What is difficult is not mastering the camera as such but learning how to see properly and trying to make it (the dumb camera) record exactly what you want it to record…
I am an amateur photographer who has been making photos since 1997. I own a nice Canon EOS 500N (Rebel G in the USA) and I shoot only colour negatives. COLOUR NEGATIVES ??? Yes, in the country where I live, Mauritius, slides are too expensive to buy and process. So I’ve settled for the colour negatives so disliked by pros. That makes me a qualified amateur, just like you :-)
Still, I want to have nicely composed and exposed photos. So I’ve tried numerous techniques and read several books and I now want to share my experience with you.
A nice photo has a very strong theme (what is its purpose ?), has an easily identified subject and is simple to look at. Compositionally, you must know the rule of thirds and, afterwards, learn to break it. Space is also very important for the subject to be easily identified.
As for the exposure, with modern SLR with evaluative metering, just put on ‘Auto’ and shoot ! Or is it more complicated than that ? You bet :-)
In fact, modern exposure meters (like the one in my Canon) are easily fooled. First of all, it has absolutely no idea of the theme of the photo. It does not know anything about the subject. Sure, the camera knows where the subject is courtesy of its autofocus system, but it does not know if its a child, a big animal, a beautiful girl or a rather non-descript stone… So, the meter choose an arperture value and a shutter speed so that the whole scene becomes a neutral 18% neutral grey when printed. And so, your small brown dog in snow becomes a black dog on a gray background !!! The meter automatically underexpose in order to make the pervasive white snow become neutral gray.

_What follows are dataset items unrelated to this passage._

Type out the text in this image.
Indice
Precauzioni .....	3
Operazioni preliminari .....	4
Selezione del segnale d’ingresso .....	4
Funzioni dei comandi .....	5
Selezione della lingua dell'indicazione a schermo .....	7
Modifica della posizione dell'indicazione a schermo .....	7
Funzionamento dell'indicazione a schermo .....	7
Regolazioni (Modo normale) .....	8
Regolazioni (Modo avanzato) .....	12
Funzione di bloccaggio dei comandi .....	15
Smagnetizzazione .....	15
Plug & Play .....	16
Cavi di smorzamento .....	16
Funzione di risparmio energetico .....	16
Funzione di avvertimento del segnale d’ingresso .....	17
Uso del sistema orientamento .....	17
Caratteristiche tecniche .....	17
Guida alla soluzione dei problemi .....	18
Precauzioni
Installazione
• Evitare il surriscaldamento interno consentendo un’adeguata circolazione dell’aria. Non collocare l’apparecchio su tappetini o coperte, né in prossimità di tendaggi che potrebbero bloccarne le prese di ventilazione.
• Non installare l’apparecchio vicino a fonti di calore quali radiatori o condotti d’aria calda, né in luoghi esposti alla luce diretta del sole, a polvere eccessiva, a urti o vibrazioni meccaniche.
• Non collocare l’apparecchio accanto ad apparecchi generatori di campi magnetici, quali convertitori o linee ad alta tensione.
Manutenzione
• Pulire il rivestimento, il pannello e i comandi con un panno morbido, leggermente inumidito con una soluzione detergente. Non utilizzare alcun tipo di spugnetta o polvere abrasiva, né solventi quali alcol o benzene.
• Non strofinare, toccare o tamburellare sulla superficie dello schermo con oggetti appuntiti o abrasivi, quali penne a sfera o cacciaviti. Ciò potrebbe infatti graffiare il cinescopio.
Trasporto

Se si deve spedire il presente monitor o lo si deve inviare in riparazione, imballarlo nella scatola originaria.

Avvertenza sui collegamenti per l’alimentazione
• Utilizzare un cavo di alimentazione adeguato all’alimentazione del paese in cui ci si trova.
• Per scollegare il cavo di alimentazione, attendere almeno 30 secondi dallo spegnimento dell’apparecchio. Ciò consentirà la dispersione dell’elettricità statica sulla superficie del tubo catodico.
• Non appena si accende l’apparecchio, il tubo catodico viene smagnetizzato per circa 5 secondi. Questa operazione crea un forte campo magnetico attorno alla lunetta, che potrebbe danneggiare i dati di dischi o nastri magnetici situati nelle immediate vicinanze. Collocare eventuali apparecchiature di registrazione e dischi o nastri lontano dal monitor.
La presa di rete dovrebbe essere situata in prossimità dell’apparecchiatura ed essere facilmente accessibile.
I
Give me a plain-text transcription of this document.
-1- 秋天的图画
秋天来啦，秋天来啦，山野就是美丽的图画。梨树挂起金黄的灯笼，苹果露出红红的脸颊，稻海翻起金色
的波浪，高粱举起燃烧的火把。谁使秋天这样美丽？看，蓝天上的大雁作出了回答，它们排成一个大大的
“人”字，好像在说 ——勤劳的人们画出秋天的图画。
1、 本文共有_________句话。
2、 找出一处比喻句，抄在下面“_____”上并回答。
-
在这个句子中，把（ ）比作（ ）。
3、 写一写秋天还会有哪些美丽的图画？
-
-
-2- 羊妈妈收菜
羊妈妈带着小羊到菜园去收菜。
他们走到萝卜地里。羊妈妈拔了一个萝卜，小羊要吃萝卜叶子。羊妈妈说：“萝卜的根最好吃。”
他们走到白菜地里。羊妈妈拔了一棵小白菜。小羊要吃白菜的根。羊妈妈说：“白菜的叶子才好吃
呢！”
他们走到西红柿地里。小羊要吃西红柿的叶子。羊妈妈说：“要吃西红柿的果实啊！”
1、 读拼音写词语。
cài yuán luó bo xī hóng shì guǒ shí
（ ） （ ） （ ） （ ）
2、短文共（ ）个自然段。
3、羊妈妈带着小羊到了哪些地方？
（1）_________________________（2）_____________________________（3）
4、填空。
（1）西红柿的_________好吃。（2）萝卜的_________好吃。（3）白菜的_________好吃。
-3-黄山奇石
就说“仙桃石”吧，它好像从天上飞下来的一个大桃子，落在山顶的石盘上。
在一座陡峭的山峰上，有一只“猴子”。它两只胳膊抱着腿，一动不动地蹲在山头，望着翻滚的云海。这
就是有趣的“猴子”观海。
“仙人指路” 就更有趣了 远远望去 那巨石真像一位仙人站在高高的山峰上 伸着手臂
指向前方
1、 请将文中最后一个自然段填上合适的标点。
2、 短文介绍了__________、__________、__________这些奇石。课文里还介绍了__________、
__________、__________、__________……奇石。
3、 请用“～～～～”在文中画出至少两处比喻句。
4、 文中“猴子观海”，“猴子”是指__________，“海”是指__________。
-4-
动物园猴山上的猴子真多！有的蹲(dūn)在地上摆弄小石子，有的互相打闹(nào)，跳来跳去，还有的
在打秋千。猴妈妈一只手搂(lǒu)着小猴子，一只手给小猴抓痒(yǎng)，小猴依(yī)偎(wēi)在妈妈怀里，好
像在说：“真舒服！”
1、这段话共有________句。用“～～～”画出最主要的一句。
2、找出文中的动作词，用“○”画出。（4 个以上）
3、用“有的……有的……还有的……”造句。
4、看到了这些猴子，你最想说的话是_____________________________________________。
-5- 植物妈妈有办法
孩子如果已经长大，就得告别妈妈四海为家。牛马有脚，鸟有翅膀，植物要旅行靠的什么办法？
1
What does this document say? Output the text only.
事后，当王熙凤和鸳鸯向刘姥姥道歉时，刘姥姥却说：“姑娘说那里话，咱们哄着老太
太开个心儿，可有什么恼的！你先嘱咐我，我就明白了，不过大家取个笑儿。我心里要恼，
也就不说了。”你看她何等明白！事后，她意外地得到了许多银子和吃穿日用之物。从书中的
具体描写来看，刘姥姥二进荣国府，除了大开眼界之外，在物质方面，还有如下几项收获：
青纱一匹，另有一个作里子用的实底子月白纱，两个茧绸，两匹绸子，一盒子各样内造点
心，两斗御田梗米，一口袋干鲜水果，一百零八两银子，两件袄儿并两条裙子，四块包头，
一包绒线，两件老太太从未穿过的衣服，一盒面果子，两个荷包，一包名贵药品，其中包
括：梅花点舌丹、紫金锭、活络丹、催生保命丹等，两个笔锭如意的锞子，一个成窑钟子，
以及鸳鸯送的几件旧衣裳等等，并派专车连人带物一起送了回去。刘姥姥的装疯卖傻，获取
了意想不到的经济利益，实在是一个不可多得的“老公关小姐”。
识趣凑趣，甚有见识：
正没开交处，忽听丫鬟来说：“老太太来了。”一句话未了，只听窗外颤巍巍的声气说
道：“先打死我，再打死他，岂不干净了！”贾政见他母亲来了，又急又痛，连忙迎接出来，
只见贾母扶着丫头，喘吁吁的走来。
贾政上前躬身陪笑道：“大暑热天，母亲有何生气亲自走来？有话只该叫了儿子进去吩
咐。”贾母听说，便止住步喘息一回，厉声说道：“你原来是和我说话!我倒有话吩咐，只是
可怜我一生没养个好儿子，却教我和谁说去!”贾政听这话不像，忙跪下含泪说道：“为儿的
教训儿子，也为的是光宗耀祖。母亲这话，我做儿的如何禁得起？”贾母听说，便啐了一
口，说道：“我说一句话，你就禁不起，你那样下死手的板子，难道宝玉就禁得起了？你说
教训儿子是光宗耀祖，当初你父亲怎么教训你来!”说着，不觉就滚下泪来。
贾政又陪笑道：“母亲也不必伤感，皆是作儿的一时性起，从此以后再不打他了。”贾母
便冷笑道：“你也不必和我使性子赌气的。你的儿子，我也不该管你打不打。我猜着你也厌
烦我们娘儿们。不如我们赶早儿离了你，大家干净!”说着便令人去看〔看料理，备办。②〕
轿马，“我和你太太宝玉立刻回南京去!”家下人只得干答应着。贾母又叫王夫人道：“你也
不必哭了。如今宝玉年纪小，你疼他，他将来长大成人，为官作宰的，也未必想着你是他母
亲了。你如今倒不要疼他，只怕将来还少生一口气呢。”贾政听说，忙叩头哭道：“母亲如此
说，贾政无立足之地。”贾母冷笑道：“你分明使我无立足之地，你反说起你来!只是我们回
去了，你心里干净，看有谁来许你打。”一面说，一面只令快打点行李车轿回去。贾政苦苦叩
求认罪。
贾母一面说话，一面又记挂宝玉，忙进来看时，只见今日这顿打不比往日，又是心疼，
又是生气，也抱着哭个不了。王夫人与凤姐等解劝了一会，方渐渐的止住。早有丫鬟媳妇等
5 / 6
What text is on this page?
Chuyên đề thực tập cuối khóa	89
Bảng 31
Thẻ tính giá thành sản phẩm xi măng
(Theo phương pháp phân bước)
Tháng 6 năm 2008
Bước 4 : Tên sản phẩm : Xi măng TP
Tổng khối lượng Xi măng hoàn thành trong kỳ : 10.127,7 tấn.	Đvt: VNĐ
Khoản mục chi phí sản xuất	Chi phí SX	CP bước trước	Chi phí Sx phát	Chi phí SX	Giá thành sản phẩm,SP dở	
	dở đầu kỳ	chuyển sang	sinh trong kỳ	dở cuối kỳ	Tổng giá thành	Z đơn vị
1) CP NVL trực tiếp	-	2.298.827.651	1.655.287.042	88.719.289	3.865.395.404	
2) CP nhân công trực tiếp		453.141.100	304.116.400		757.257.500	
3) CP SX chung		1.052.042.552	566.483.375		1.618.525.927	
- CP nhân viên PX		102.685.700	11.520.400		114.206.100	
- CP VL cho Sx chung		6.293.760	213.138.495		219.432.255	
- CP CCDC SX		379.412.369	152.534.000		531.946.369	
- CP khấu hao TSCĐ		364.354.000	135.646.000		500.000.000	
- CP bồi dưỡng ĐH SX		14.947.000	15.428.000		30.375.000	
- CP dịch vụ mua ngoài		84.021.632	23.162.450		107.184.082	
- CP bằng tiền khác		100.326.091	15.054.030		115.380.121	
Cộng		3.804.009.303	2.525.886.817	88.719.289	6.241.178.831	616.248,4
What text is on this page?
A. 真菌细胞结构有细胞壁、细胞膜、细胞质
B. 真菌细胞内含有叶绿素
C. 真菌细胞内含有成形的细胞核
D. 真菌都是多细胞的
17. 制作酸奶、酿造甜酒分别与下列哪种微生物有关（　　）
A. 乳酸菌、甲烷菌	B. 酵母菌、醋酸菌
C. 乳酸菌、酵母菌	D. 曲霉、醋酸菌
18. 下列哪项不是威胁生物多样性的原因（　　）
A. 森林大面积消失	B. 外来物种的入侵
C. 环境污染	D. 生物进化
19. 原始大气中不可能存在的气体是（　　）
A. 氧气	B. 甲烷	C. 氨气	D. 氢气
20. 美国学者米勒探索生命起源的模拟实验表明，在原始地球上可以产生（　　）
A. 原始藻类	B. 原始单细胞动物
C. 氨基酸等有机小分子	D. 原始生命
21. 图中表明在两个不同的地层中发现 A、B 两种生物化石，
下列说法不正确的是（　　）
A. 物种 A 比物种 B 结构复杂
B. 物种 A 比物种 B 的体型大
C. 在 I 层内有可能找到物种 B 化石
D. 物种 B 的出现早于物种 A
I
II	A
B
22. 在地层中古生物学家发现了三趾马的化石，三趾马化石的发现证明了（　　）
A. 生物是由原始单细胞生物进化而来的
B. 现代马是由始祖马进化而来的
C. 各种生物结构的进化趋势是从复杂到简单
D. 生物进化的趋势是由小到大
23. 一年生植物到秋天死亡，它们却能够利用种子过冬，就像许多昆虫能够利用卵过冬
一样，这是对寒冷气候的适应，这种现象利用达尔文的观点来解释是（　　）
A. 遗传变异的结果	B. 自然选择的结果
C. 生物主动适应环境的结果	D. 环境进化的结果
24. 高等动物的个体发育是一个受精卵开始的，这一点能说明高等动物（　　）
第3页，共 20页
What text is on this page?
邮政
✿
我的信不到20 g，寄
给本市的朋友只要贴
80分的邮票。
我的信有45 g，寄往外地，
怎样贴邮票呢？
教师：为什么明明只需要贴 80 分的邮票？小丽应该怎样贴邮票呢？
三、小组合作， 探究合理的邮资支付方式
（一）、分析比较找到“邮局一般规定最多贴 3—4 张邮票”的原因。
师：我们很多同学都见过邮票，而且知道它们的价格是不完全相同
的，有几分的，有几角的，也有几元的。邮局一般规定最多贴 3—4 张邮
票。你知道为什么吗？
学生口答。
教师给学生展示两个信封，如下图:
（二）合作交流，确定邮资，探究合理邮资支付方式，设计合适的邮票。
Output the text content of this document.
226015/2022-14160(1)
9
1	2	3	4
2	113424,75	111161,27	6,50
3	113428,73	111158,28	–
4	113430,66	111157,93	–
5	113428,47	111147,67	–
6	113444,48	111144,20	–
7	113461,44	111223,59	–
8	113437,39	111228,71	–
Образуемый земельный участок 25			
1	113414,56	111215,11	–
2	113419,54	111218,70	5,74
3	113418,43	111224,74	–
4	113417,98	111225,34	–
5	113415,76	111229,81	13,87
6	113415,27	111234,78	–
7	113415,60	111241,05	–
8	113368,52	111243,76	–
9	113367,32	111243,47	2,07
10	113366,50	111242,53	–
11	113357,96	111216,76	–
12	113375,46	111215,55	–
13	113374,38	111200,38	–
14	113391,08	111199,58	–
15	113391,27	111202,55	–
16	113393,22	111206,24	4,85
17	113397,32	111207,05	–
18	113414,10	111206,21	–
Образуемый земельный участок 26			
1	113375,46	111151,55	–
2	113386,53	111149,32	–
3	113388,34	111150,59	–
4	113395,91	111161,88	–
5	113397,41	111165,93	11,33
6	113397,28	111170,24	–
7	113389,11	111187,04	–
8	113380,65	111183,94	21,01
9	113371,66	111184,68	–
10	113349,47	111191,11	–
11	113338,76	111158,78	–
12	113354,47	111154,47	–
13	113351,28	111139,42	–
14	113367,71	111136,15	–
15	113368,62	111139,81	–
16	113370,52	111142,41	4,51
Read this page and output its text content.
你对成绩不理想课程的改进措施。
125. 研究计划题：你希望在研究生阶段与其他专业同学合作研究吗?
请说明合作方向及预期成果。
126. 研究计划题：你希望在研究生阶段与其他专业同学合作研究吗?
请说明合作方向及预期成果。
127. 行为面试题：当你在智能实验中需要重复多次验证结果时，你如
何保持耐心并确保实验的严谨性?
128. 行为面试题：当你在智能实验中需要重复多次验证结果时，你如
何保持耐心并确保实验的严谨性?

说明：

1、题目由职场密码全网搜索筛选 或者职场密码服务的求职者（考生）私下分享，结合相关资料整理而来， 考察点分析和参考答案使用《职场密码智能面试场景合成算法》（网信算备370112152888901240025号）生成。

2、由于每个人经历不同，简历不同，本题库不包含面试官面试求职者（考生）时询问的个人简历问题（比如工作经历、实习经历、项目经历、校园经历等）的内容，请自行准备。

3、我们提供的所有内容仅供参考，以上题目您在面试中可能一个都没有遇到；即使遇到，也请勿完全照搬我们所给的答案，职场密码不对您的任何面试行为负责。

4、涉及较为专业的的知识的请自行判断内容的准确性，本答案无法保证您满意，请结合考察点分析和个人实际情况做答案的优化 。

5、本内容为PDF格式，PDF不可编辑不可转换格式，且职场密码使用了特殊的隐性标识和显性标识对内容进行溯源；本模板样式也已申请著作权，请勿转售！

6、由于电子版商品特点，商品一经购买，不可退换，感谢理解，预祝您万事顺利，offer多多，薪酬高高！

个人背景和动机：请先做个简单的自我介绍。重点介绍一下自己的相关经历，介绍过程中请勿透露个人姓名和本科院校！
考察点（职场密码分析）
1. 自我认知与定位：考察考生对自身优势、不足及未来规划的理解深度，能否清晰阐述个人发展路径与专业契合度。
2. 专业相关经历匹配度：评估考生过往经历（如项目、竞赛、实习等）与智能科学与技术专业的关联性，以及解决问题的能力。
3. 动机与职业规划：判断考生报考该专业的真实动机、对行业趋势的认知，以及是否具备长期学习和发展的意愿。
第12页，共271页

So what must we do ? Compensate !!!
As soon as the meter chooses an exposure, be critical. Is your photo 18% neutral gray ? If this is the case, everything is ok. Pull the trigger ! But, if this isn’t the case (for example, you have a lot of snow or you have a big black car filling the frame) then use your judgement to know how much to compensate. As for myself, I tend to use the Zone System and, especially, the simplified Zone System for correctly exposing negatives which suits me perfectly.
And in case you have to use flash (I use a big Canon 380EX), just don’t use Auto mode. Use either Aperture Priority (choose an adequate aperture for the required depth of field) or Manual Mode (choose everything yourself :-) and let the flash exposure meter expose the subject correctly. If you want to have your background exposed nicely, just use a long shutter speed but, then, don’t forget to use a tripod.
I, personally, find that my flash tend to make my subject (often my two children, Kyan and Anya too brightly illuminated. As I don’t have flash exposure compensation on my Canon EOS 500N, I was thinking changing the ISO value to make the camera think that I have a more sensitive film (ex. use ISO 140 for an ISO 100 film). I think I’ll have to experiment with that. I’ll keep you imformed.